Pedro Alvarez is not a savior for the current edition of the Pirates.
He is hope for the future. The long-term future, not the short-term of 2010.
The Bucs have now dropped 10 games in a row, and at 23-42, they are doomed to suffer their 18th consecutive losing season. So the present stinks.
The Associated Press
Pedro Alvarez jokes around with Andrew McCutchen in the dugout prior to his major league debut Wednesday.
That may not change a great deal in the coming weeks, either, even with a stud prospect like Alvarez in the lineup. The team still has enormous pitching problems, and until those are solved, this season may continue to spiral out of control.
So when we evaluate Alvarez and his impact on the club, we should keep things in perspective. We should realize everything he does, everything he learns may not pay off for two or three years, which is when hope finally may turn into results for the Pirates.

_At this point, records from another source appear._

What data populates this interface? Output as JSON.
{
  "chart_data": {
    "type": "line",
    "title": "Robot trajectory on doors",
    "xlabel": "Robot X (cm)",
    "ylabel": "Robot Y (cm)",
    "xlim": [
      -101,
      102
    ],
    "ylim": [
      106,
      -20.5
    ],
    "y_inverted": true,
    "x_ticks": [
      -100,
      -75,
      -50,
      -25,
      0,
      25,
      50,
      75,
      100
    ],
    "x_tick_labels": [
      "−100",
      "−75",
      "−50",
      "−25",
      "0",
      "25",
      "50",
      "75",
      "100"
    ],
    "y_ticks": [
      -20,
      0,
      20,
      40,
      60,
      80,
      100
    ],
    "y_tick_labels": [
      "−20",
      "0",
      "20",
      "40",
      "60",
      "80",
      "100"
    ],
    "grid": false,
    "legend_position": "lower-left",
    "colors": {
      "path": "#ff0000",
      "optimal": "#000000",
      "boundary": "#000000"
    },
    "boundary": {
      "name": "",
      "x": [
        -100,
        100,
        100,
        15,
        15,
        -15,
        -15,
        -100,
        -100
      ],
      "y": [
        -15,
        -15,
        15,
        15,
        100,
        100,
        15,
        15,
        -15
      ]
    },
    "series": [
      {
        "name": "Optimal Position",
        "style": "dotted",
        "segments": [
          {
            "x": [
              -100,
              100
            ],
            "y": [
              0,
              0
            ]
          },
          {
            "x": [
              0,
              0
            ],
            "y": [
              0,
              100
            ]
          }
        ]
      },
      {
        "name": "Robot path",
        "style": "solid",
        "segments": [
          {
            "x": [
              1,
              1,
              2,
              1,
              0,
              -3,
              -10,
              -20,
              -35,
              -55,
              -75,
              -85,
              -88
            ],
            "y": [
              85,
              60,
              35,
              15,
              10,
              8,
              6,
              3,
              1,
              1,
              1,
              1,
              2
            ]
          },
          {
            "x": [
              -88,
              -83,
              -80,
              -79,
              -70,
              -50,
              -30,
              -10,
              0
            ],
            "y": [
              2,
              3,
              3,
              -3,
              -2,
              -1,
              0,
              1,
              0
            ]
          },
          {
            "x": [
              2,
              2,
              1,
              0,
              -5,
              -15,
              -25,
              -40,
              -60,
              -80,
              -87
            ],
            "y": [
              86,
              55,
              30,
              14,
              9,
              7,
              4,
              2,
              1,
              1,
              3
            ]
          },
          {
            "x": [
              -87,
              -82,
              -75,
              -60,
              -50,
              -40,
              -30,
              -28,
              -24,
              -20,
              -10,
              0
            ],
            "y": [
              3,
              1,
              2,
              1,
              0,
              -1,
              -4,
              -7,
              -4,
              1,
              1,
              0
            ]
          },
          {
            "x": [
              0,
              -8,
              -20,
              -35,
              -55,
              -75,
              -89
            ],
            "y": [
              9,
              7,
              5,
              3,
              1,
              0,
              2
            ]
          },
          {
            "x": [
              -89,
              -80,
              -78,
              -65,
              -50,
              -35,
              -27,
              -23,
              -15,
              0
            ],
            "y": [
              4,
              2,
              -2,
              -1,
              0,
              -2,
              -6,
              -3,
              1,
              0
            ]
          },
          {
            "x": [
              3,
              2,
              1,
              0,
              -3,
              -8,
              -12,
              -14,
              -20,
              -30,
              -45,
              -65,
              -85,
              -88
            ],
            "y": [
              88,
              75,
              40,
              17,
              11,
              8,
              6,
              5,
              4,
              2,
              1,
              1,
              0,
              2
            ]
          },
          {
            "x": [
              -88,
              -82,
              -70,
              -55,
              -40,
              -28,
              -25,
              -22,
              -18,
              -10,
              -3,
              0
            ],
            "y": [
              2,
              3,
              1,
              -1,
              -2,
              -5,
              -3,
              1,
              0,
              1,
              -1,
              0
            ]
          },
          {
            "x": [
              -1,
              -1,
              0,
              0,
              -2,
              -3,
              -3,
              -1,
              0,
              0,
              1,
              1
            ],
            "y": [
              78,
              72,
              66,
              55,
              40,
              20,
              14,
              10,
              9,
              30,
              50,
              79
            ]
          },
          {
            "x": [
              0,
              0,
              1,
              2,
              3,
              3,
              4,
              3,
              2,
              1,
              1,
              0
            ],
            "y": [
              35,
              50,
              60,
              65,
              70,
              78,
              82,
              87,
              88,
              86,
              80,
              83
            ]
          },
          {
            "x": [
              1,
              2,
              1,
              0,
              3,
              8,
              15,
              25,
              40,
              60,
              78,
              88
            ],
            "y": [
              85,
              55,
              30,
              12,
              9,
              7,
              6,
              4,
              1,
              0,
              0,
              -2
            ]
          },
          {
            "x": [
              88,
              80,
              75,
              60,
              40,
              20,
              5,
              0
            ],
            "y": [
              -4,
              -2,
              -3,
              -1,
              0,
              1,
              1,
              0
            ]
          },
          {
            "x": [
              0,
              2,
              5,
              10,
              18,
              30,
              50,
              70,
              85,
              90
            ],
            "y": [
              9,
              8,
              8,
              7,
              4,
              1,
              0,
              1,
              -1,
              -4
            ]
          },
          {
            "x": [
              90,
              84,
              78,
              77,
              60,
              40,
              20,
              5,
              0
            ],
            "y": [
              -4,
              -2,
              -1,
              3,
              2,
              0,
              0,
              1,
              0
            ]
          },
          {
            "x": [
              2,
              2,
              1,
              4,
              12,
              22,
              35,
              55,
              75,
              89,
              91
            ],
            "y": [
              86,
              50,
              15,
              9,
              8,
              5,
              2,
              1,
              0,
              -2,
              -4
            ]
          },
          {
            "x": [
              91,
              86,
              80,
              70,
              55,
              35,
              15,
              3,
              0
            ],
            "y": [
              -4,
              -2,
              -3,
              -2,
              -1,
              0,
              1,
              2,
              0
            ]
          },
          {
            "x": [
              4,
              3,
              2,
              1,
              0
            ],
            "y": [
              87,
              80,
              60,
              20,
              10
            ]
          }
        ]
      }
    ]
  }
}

Alvarez is the primary reason to be hopeful, although not the only one. With him, Andrew McCutchen, Jose Tabata, Neil Walker and Brad Lincoln, the Bucs have a crop of potential standouts to serve as the franchise's foundation.
Yeah, yeah, yeah, you've heard all that before with names like Chad Hermansen, Zach Duke, Ian Snell, Chris Duffy, Brad Eldred, etc., etc.
Can anyone promise this batch will fare better than those disappointments? No.
This is baseball, and prized prospects fall flat on their faces all the time. There are no guarantees these guys won't fail, too, in which case we may be talking about a 25-year losing streak in 2017.
Still, there's every reason to be hopeful that Alvarez and McCutchen, especially, will live up to their billing and be legitimate cornerstones. They and all the young players will gain valuable experience this season, and even if they take their lumps and lose a lot, they will learn the game at that level, learn how to make adjustments and be better off for the long haul.
The Pirates have a good plan in place, and it is working. That's right - it is working.
The organization has done a terrific job the past few years of scouting young talent, building through the draft and developing minor leaguers. The front office deserves credit for many moves that have yet to pay off at the major league level.
As long as they stick to the plan - and the prospects pan out - this albatross of a losing streak could end as early as 2012.
The issue is not the plan. The issue is the same thing that it has been for nearly two decades with the payroll-deprived Pirates.
They simply cannot make a big mistake at the major league level. Not one.
This year they made three:
1. They stuck with pitcher Charlie Morton way too long, and he was flat out awful (1-9, 9.35 ERA).
2. They gave the first base job to Jeff Clement, who didn't earn it, didn't deserve it and didn't hit at all (.189).
3. They wasted nearly $5 million on second baseman Aki Iwamura, the team's highest-paid player who hit .182.
General manager Neal Huntington has overseen a massive overhaul throughout the organization, and he gets kudos for helping develop the grand plan. Credit also goes to farm director Kyle Stark and his staff as they have done an outstanding job.
The problem has come with bad decisions at the major league level, and the blame there falls on Huntington.
The plan can work to perfection from draft day until the day every home-grown player reaches the major leagues. But all of that hard work and dedication will go for naught every time a glaring mistake like Iwamura or Morton is made.
The Yankees can afford those kinds of flops. The Pirates can't.
Huntington, who's in the final year of his contract, should have learned some hard lessons by now, and if he returns he should be the wiser for each and every future transaction.
For the Pirates to restore the pride and passion - as their slogan constantly reminds us - they must stay true to their plan.
But if they keep making one or two big personnel mistakes every year, even bright young stars like Alvarez and McCutchen won't be able to end the losing ways.